Trump on Tuesday gave a conditional go-ahead for the project, which was put on hold by former president Barack Obama over environmental concerns.

Calgary-based TransCanada said in a statement it had filed a "presidential permit application" with the US State Department for approval of the project.

The 1,180-mile (1,900-kilometer) pipeline would carry oil from Canadian tar sands to US Gulf Coast refineries, with some 870 miles winding through the United States.

Trump repeatedly asserted during the US presidential campaign that he would approve the pipeline.

"This privately funded infrastructure project will help meet America's growing energy needs as well as create tens of thousands of well-paying jobs," TransCanada CEO Russ Girling said in a statement.

The statement added that the project would add $3.4 billion to the US economy.
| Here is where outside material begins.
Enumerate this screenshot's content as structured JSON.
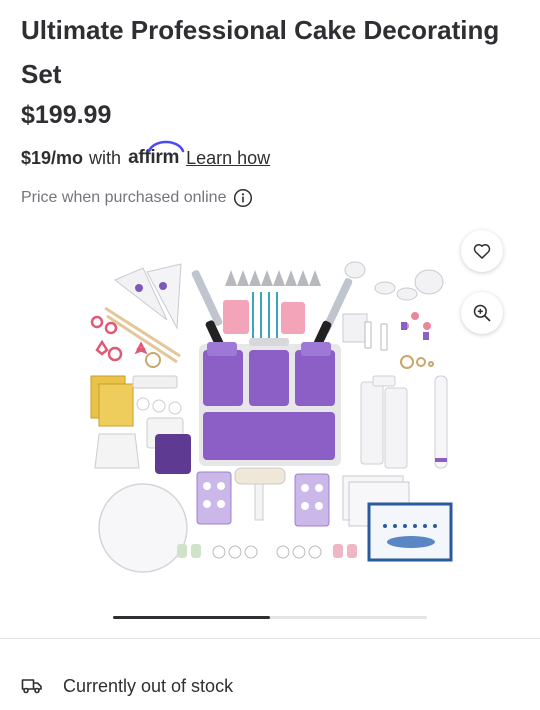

TransCanada must now wait while the US conducts a new study of the Keystone XL project. But between Trump's conditional go-ahead and his nomination of Rex Tillerson, the former CEO of ExxonMobil, as secretary of state, the project is likely to be approved.

Canada is the world's sixth-largest oil producer thanks to the Alberta tar sands, which produce some of the "dirtiest" crude in the world.

Unlike traditional crude which gushes from a well, tar sand oil must be dug up and essentially melted with steaming hot water before it can be refined. It results in huge lakes of polluted water and the strip-mining of millions of acres of once-pristine boreal forests.

Environmentalists say that tar sand oil contains a harmful and corrosive component -- bitumen -- which makes pipeline ruptures or leaks more likely and carries greater health and safety risks.

TransCanada says that buried pipelines are far safer for transporting oil than ships or trains, and that bringing another 830,000 barrels of oil a day from friendly, neighboring Canada would reduce US dependence on the Middle East and Venezuela by up to 40 percent.

Canadian Prime Minister Justin Trudeau, who supports building the pipeline, recently said he wants to gradually halt exploration of the oil sands and transition away from fossil fuel.